Incidence Rate of Intracranial Hemorrhage From randomization until the efficacy cut-off date (median 326 days) Intracranial hemorrhage included all bleeding events that occurred in intracerebral, sub arachnoidal as well as subdural or epidural sites. The below table displays results for all randomized participants and the outcomes at or after randomization until the efficacy cut-off date. Incidence rate estimated as number of participants with incident events divided by cumulative at-risk time, where participant is no longer at risk once an incident event occurred.
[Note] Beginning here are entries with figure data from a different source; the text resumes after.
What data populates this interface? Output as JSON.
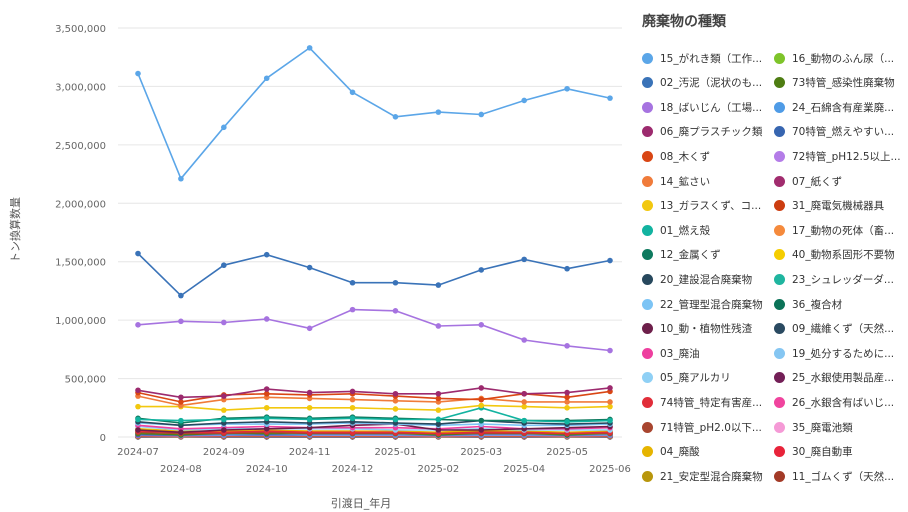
{
  "chart_data": {
    "type": "line",
    "xlabel": "引渡日_年月",
    "ylabel": "トン換算数量",
    "ylim": [
      0,
      3500000
    ],
    "yticks": [
      0,
      500000,
      1000000,
      1500000,
      2000000,
      2500000,
      3000000,
      3500000
    ],
    "ytick_labels": [
      "0",
      "500,000",
      "1,000,000",
      "1,500,000",
      "2,000,000",
      "2,500,000",
      "3,000,000",
      "3,500,000"
    ],
    "x": [
      "2024-07",
      "2024-08",
      "2024-09",
      "2024-10",
      "2024-11",
      "2024-12",
      "2025-01",
      "2025-02",
      "2025-03",
      "2025-04",
      "2025-05",
      "2025-06"
    ],
    "grid": "horizontal",
    "legend_title": "廃棄物の種類",
    "legend_position": "right",
    "series": [
      {
        "name": "15_がれき類（工作...",
        "color": "#5ba6e8",
        "values": [
          3110000,
          2210000,
          2650000,
          3070000,
          3330000,
          2950000,
          2740000,
          2780000,
          2760000,
          2880000,
          2980000,
          2900000
        ]
      },
      {
        "name": "02_汚泥（泥状のも...",
        "color": "#3a73b8",
        "values": [
          1570000,
          1210000,
          1470000,
          1560000,
          1450000,
          1320000,
          1320000,
          1300000,
          1430000,
          1520000,
          1440000,
          1510000
        ]
      },
      {
        "name": "18_ばいじん（工場...",
        "color": "#a673e0",
        "values": [
          960000,
          990000,
          980000,
          1010000,
          930000,
          1090000,
          1080000,
          950000,
          960000,
          830000,
          780000,
          740000
        ]
      },
      {
        "name": "06_廃プラスチック類",
        "color": "#9c2a6e",
        "values": [
          400000,
          340000,
          350000,
          410000,
          380000,
          390000,
          370000,
          370000,
          420000,
          370000,
          380000,
          420000
        ]
      },
      {
        "name": "08_木くず",
        "color": "#d94614",
        "values": [
          380000,
          300000,
          360000,
          370000,
          360000,
          370000,
          350000,
          330000,
          320000,
          370000,
          340000,
          390000
        ]
      },
      {
        "name": "14_鉱さい",
        "color": "#f07b3a",
        "values": [
          350000,
          270000,
          320000,
          340000,
          330000,
          320000,
          310000,
          300000,
          330000,
          300000,
          300000,
          300000
        ]
      },
      {
        "name": "13_ガラスくず、コ...",
        "color": "#f2c80f",
        "values": [
          260000,
          260000,
          230000,
          250000,
          250000,
          250000,
          240000,
          230000,
          270000,
          260000,
          250000,
          260000
        ]
      },
      {
        "name": "01_燃え殻",
        "color": "#12b3a0",
        "values": [
          150000,
          140000,
          150000,
          160000,
          150000,
          160000,
          150000,
          150000,
          250000,
          140000,
          130000,
          140000
        ]
      },
      {
        "name": "12_金属くず",
        "color": "#0e7a5f",
        "values": [
          160000,
          120000,
          160000,
          170000,
          160000,
          170000,
          160000,
          150000,
          140000,
          140000,
          140000,
          150000
        ]
      },
      {
        "name": "20_建設混合廃棄物",
        "color": "#27485d",
        "values": [
          130000,
          100000,
          120000,
          130000,
          120000,
          130000,
          120000,
          110000,
          140000,
          120000,
          110000,
          120000
        ]
      },
      {
        "name": "22_管理型混合廃棄物",
        "color": "#7cc4f5",
        "values": [
          120000,
          100000,
          110000,
          110000,
          110000,
          120000,
          110000,
          100000,
          110000,
          100000,
          100000,
          110000
        ]
      },
      {
        "name": "10_動・植物性残渣",
        "color": "#6d1f4a",
        "values": [
          60000,
          40000,
          60000,
          70000,
          80000,
          100000,
          110000,
          60000,
          60000,
          70000,
          80000,
          90000
        ]
      },
      {
        "name": "03_廃油",
        "color": "#ee3f9f",
        "values": [
          100000,
          70000,
          80000,
          90000,
          80000,
          80000,
          80000,
          70000,
          90000,
          70000,
          70000,
          80000
        ]
      },
      {
        "name": "05_廃アルカリ",
        "color": "#8fd0f5",
        "values": [
          90000,
          60000,
          70000,
          70000,
          70000,
          70000,
          60000,
          60000,
          70000,
          60000,
          60000,
          60000
        ]
      },
      {
        "name": "74特管_特定有害産...",
        "color": "#e12d39",
        "values": [
          50000,
          40000,
          40000,
          50000,
          40000,
          40000,
          40000,
          30000,
          40000,
          40000,
          30000,
          40000
        ]
      },
      {
        "name": "71特管_pH2.0以下...",
        "color": "#a8452f",
        "values": [
          40000,
          30000,
          30000,
          40000,
          30000,
          30000,
          30000,
          30000,
          30000,
          30000,
          30000,
          30000
        ]
      },
      {
        "name": "04_廃酸",
        "color": "#e6b400",
        "values": [
          70000,
          50000,
          50000,
          60000,
          50000,
          50000,
          50000,
          40000,
          60000,
          50000,
          40000,
          50000
        ]
      },
      {
        "name": "21_安定型混合廃棄物",
        "color": "#b8960c",
        "values": [
          60000,
          40000,
          50000,
          50000,
          50000,
          50000,
          40000,
          40000,
          50000,
          40000,
          40000,
          40000
        ]
      },
      {
        "name": "16_動物のふん尿（...",
        "color": "#7ec42a",
        "values": [
          40000,
          30000,
          40000,
          40000,
          30000,
          40000,
          30000,
          30000,
          40000,
          30000,
          30000,
          30000
        ]
      },
      {
        "name": "73特管_感染性廃棄物",
        "color": "#4e7d12",
        "values": [
          30000,
          20000,
          30000,
          30000,
          30000,
          30000,
          30000,
          20000,
          30000,
          30000,
          20000,
          30000
        ]
      },
      {
        "name": "24_石綿含有産業廃...",
        "color": "#4f9be6",
        "values": [
          30000,
          20000,
          20000,
          30000,
          20000,
          20000,
          20000,
          20000,
          20000,
          20000,
          20000,
          20000
        ]
      },
      {
        "name": "70特管_燃えやすい...",
        "color": "#3765b0",
        "values": [
          20000,
          15000,
          20000,
          20000,
          20000,
          20000,
          20000,
          15000,
          20000,
          20000,
          15000,
          20000
        ]
      },
      {
        "name": "72特管_pH12.5以上...",
        "color": "#b47ce8",
        "values": [
          15000,
          10000,
          15000,
          15000,
          15000,
          15000,
          15000,
          10000,
          15000,
          15000,
          10000,
          15000
        ]
      },
      {
        "name": "07_紙くず",
        "color": "#a12c6e",
        "values": [
          12000,
          10000,
          12000,
          12000,
          12000,
          12000,
          12000,
          10000,
          12000,
          12000,
          10000,
          12000
        ]
      },
      {
        "name": "31_廃電気機械器具",
        "color": "#cc3d10",
        "values": [
          10000,
          8000,
          10000,
          10000,
          10000,
          10000,
          10000,
          8000,
          10000,
          10000,
          8000,
          10000
        ]
      },
      {
        "name": "17_動物の死体（畜...",
        "color": "#f58a3c",
        "values": [
          8000,
          6000,
          8000,
          8000,
          8000,
          8000,
          8000,
          6000,
          8000,
          8000,
          6000,
          8000
        ]
      },
      {
        "name": "40_動物系固形不要物",
        "color": "#f5cd00",
        "values": [
          7000,
          5000,
          7000,
          7000,
          7000,
          7000,
          7000,
          5000,
          7000,
          7000,
          5000,
          7000
        ]
      },
      {
        "name": "23_シュレッダーダ...",
        "color": "#1fb59f",
        "values": [
          6000,
          4000,
          6000,
          6000,
          6000,
          6000,
          6000,
          4000,
          6000,
          6000,
          4000,
          6000
        ]
      },
      {
        "name": "36_複合材",
        "color": "#0b7358",
        "values": [
          5000,
          4000,
          5000,
          5000,
          5000,
          5000,
          5000,
          4000,
          5000,
          5000,
          4000,
          5000
        ]
      },
      {
        "name": "09_繊維くず（天然...",
        "color": "#2a4a61",
        "values": [
          4000,
          3000,
          4000,
          4000,
          4000,
          4000,
          4000,
          3000,
          4000,
          4000,
          3000,
          4000
        ]
      },
      {
        "name": "19_処分するために...",
        "color": "#85c6f2",
        "values": [
          3000,
          2000,
          3000,
          3000,
          3000,
          3000,
          3000,
          2000,
          3000,
          3000,
          2000,
          3000
        ]
      },
      {
        "name": "25_水銀使用製品産...",
        "color": "#731f57",
        "values": [
          2000,
          1500,
          2000,
          2000,
          2000,
          2000,
          2000,
          1500,
          2000,
          2000,
          1500,
          2000
        ]
      },
      {
        "name": "26_水銀含有ばいじ...",
        "color": "#f0449e",
        "values": [
          1500,
          1000,
          1500,
          1500,
          1500,
          1500,
          1500,
          1000,
          1500,
          1500,
          1000,
          1500
        ]
      },
      {
        "name": "35_廃電池類",
        "color": "#f59ad6",
        "values": [
          1000,
          800,
          1000,
          1000,
          1000,
          1000,
          1000,
          800,
          1000,
          1000,
          800,
          1000
        ]
      },
      {
        "name": "30_廃自動車",
        "color": "#e8233a",
        "values": [
          800,
          600,
          800,
          800,
          800,
          800,
          800,
          600,
          800,
          800,
          600,
          800
        ]
      },
      {
        "name": "11_ゴムくず（天然...",
        "color": "#a33a27",
        "values": [
          600,
          400,
          600,
          600,
          600,
          600,
          600,
          400,
          600,
          600,
          400,
          600
        ]
      }
    ]
  }
}
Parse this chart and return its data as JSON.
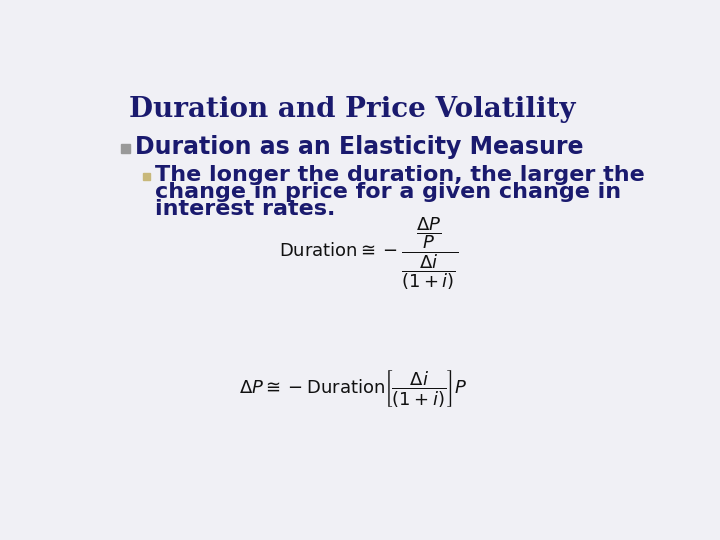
{
  "title": "Duration and Price Volatility",
  "title_color": "#1a1a6e",
  "title_fontsize": 20,
  "bullet1_text": "Duration as an Elasticity Measure",
  "bullet1_color": "#1a1a6e",
  "bullet1_fontsize": 17,
  "bullet1_marker_color": "#999999",
  "bullet2_line1": "The longer the duration, the larger the",
  "bullet2_line2": "change in price for a given change in",
  "bullet2_line3": "interest rates.",
  "bullet2_color": "#1a1a6e",
  "bullet2_fontsize": 16,
  "bullet2_marker_color": "#c8b87a",
  "formula_color": "#111111",
  "formula_fontsize": 13,
  "bg_color": "#f0f0f5"
}
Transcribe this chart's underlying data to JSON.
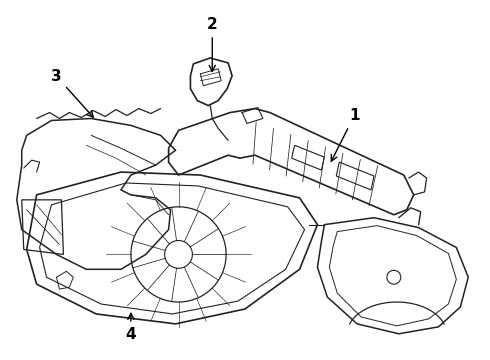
{
  "background_color": "#ffffff",
  "line_color": "#222222",
  "label_color": "#000000",
  "arrow_color": "#000000",
  "figsize": [
    4.9,
    3.6
  ],
  "dpi": 100
}
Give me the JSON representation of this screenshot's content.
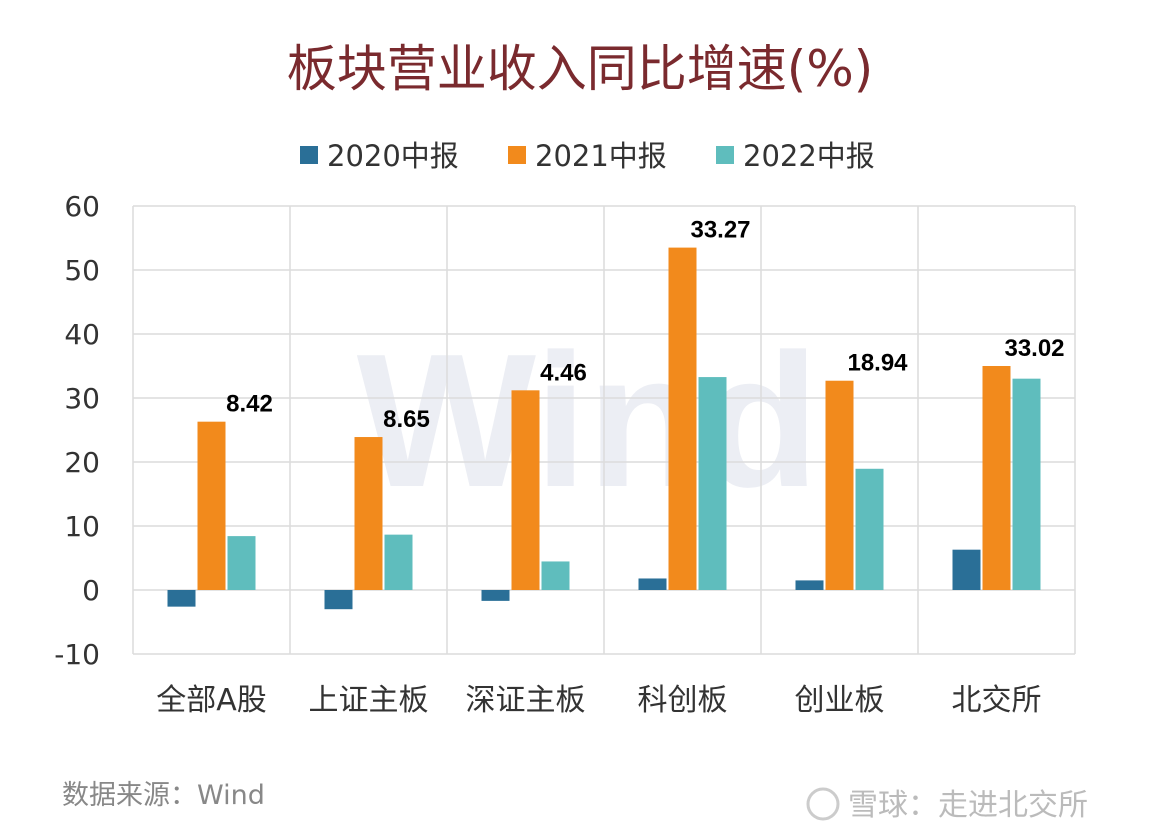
{
  "chart_data": {
    "type": "bar",
    "title": "板块营业收入同比增速(%)",
    "categories": [
      "全部A股",
      "上证主板",
      "深证主板",
      "科创板",
      "创业板",
      "北交所"
    ],
    "series": [
      {
        "name": "2020中报",
        "color": "#2a6f97",
        "values": [
          -2.6,
          -3.0,
          -1.7,
          1.8,
          1.5,
          6.3
        ]
      },
      {
        "name": "2021中报",
        "color": "#f28a1c",
        "values": [
          26.3,
          23.9,
          31.2,
          53.5,
          32.7,
          35.0
        ]
      },
      {
        "name": "2022中报",
        "color": "#5fbdbd",
        "values": [
          8.42,
          8.65,
          4.46,
          33.27,
          18.94,
          33.02
        ]
      }
    ],
    "data_labels": [
      "8.42",
      "8.65",
      "4.46",
      "33.27",
      "18.94",
      "33.02"
    ],
    "yticks": [
      -10,
      0,
      10,
      20,
      30,
      40,
      50,
      60
    ],
    "ylim": [
      -10,
      60
    ],
    "xlabel": "",
    "ylabel": "",
    "grid": true,
    "legend_position": "top"
  },
  "watermark": "Wind",
  "source": "数据来源：Wind",
  "footer": "雪球：走进北交所"
}
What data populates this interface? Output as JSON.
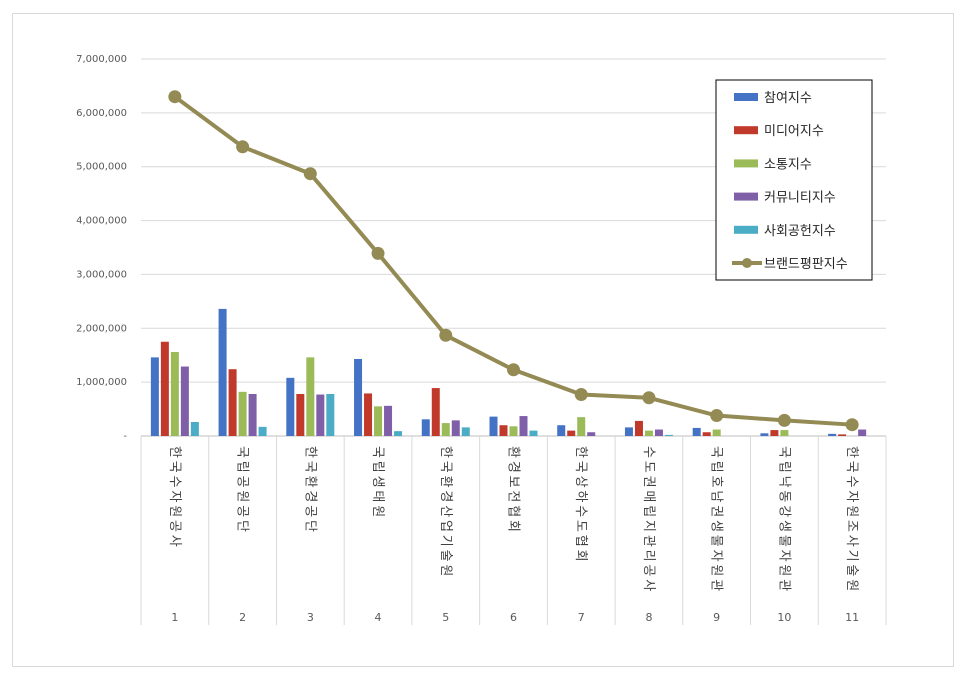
{
  "chart_data": {
    "type": "bar",
    "categories": [
      "1",
      "2",
      "3",
      "4",
      "5",
      "6",
      "7",
      "8",
      "9",
      "10",
      "11"
    ],
    "category_names": [
      "한국수자원공사",
      "국립공원공단",
      "한국환경공단",
      "국립생태원",
      "한국환경산업기술원",
      "환경보전협회",
      "한국상하수도협회",
      "수도권매립지관리공사",
      "국립호남권생물자원관",
      "국립낙동강생물자원관",
      "한국수자원조사기술원"
    ],
    "ylim": [
      0,
      7000000
    ],
    "yticks": [
      0,
      1000000,
      2000000,
      3000000,
      4000000,
      5000000,
      6000000,
      7000000
    ],
    "ytick_labels": [
      "-",
      "1,000,000",
      "2,000,000",
      "3,000,000",
      "4,000,000",
      "5,000,000",
      "6,000,000",
      "7,000,000"
    ],
    "grid": true,
    "legend_position": "top-right",
    "series": [
      {
        "name": "참여지수",
        "type": "bar",
        "color": "#4472c4",
        "values": [
          1460000,
          2360000,
          1080000,
          1430000,
          310000,
          360000,
          200000,
          160000,
          150000,
          50000,
          40000
        ]
      },
      {
        "name": "미디어지수",
        "type": "bar",
        "color": "#c0392b",
        "values": [
          1750000,
          1240000,
          780000,
          790000,
          890000,
          200000,
          100000,
          280000,
          70000,
          110000,
          30000
        ]
      },
      {
        "name": "소통지수",
        "type": "bar",
        "color": "#9bbb59",
        "values": [
          1560000,
          820000,
          1460000,
          550000,
          240000,
          180000,
          350000,
          100000,
          120000,
          110000,
          0
        ]
      },
      {
        "name": "커뮤니티지수",
        "type": "bar",
        "color": "#7f5fa8",
        "values": [
          1290000,
          780000,
          770000,
          560000,
          290000,
          370000,
          70000,
          120000,
          0,
          0,
          120000
        ]
      },
      {
        "name": "사회공헌지수",
        "type": "bar",
        "color": "#4bacc6",
        "values": [
          260000,
          170000,
          780000,
          90000,
          160000,
          100000,
          0,
          20000,
          0,
          0,
          0
        ]
      },
      {
        "name": "브랜드평판지수",
        "type": "line",
        "color": "#948a54",
        "values": [
          6300000,
          5370000,
          4870000,
          3390000,
          1870000,
          1230000,
          770000,
          710000,
          380000,
          290000,
          210000
        ]
      }
    ]
  }
}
Incidence Rate of Life-Threatening Bleeding Events From randomization until the efficacy cut-off date (median 326 days) Life-threatening bleeding was defined as a subset of major bleeding that met at least one of the following criteria: 1) fatal bleeding; 2) symptomatic intracranial haemorrhage; 3) reduction in hemoglobin of at least 5 g/dl (50 g/l; 3.10 mmol/L); 4) transfusion of at least 4 units of packed red cells or whole blood; 5) associated with hypotension requiring the use of intravenous inotropic agents; 6) necessitated surgical intervention. Incidence rate estimated as number of participants with incident events divided by cumulative at-risk time, where participant is no longer at risk once an incident event occurred.
Incidence Rate of All-Cause Mortality From randomization until the efficacy cut-off date (median 326 days) All-cause mortality includes all deaths of participants due to any cause.
Incidence Rate of the Following: Stroke, Ischemic Stroke, Disabling Stroke, Cardiovascular (CV) Death, Myocardial Infarction From randomization until the efficacy cut-off date (median 326 days) Disabling stroke is defined as stroke with modified Rankin score (mRS) greater than or equal to (\>=) 4 as assessed by investigator. mRS spans 0-6, running from perfect health to death. A score of 0-3 indicates functional status ranging from no symptoms to "moderate disability" (defined in the mRS as requiring some help, but able to walk without assistance); mRS 4-6 indicates functional status ranging from "moderately severe disability" (unable to walk or to attend to own bodily needs without assistance)through to death. CV death includes death due to hemorrhage and death with undetermined/unknown cause. Diagnosis of myocardial infarction requires combination of: 1) evidence of myocardial necrosis either changes in cardiac biomarkers or post-mortem pathological findings); 2) supporting information derived from clinical presentation, electrocardiographic changes, or results of myocardial or coronary artery imaging.
Incidence Rate of Clinically Relevant Non-Major Bleeding Events From randomization until the efficacy cut-off date (median 326 days) Non-major clinically relevant bleeding was defined as non-major overt bleeding but required medical attention (example: hospitalization, medical treatment for bleeding), and/or was associated with the study drug interruption of more than 14 days. The results were based on the outcome events at or after randomization until the efficacy cut-off date. Incidence rate estimated as number of participants with incident events divided by cumulative at-risk time, where participant is no longer at risk once an incident event occurred.